Die SPD lässt keine Gelegenheit ungenutzt, ihren eigenen Untergang zu beschleunigen. Sie hat aus dem Schicksal der FDP nichts gelernt, jetzt erlebt sie das gleiche Desaster. Wer in einer Koalition als der kleinere Partner sich als besonders angepasst zeigt, wird nichts abkriegen vom trügerischen Glanz, der auf den größeren Partner fällt, er wird derjenige sein, an dem sich die Kritik an der gemeinsamen schlechten Politik entzündet. Wer sich eine Frau Özuguz leistet, als Integrationsbeauftragte, wo die Kanzlerin bereits Amok läuft in Sachen ungebremster Zuwanderung, der bekommt mehr als seinen gerechten Anteil an der Rechnung präsentiert. Wer dazuhin wie Frank Walter Steinmeier, die letzten Reste sozialdemokratischer Außenpolitik der Kabinettsraison opfert, hat aus Westerwelles Niedergang nichts gelernt. Den Mindestkohn durchsetzen, und ihn dann für die illusionäre Schutzsuchendenintegrationserleichterung gleich wieder zu opfern, getarnt über staatliche Zuschüsse zum kostenlosen Verleih, der hat kein Recht mehr, sich als Vertreter der kleinen Leute aufzuspielen. Und Genosse der Bosse ist derzeit die Kanzlerin, ihr Wirtschaftsminister spielt da nur die Rolle des Frühstücksdirektors.

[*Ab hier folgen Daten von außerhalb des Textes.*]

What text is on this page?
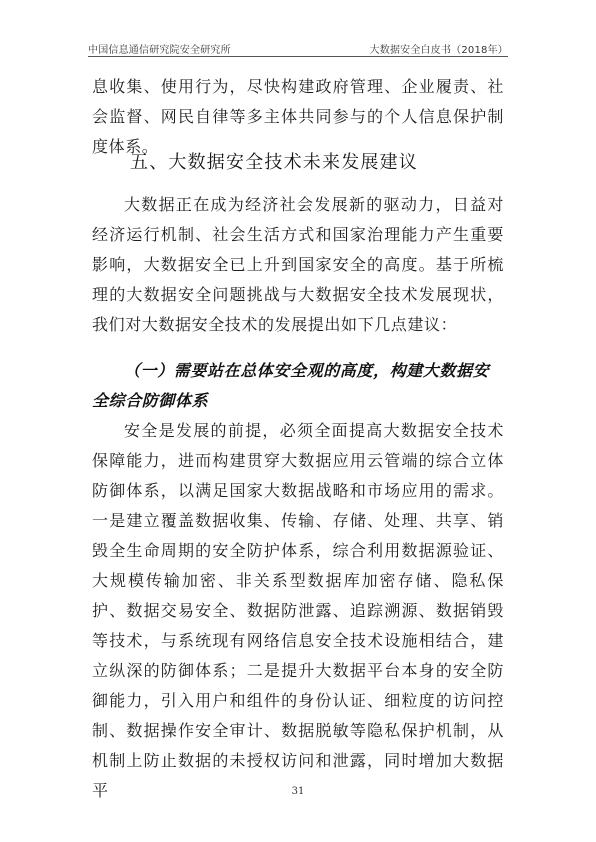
中国信息通信研究院安全研究所	大数据安全白皮书（2018年）
息收集、使用行为，尽快构建政府管理、企业履责、社会监督、网民自律等多主体共同参与的个人信息保护制度体系。
五、大数据安全技术未来发展建议
大数据正在成为经济社会发展新的驱动力，日益对经济运行机制、社会生活方式和国家治理能力产生重要影响，大数据安全已上升到国家安全的高度。基于所梳理的大数据安全问题挑战与大数据安全技术发展现状，我们对大数据安全技术的发展提出如下几点建议：
（一）需要站在总体安全观的高度，构建大数据安全综合防御体系
安全是发展的前提，必须全面提高大数据安全技术保障能力，进而构建贯穿大数据应用云管端的综合立体防御体系，以满足国家大数据战略和市场应用的需求。一是建立覆盖数据收集、传输、存储、处理、共享、销毁全生命周期的安全防护体系，综合利用数据源验证、大规模传输加密、非关系型数据库加密存储、隐私保护、数据交易安全、数据防泄露、追踪溯源、数据销毁等技术，与系统现有网络信息安全技术设施相结合，建立纵深的防御体系；二是提升大数据平台本身的安全防御能力，引入用户和组件的身份认证、细粒度的访问控制、数据操作安全审计、数据脱敏等隐私保护机制，从机制上防止数据的未授权访问和泄露，同时增加大数据平	31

Jochen Wegener / 02.06.2016

Also, die Dame heißt Aydan und nicht Ayman. So heißt der libanesiche Großwesir des sogenannten Zentralrates der Muslime. Soviel Sorgfalt sollte schon sein bei aller berechtigten Kritik an Özoguz, der Schwester jener beiden Islamisten die sogar der Uni Bremen zuviel religiöses Engagement zeigten.

Paul H. Ertl / 01.06.2016

Und wenn der Bundestag ein Strafgerichtshof wäre, änderte dies rein gar nichts. Strafgerichtshöfe verhandeln, jedenfalls in Deutschland, ausschließlich gegen lebende, natürliche Personen. Das mag in der Türkei anders sein, was aber auch nichts ändert: Nach dortiger Lesart hat es ja keinen Völkermord gegeben. Ganz schön kompliziert, Frau Özuguz.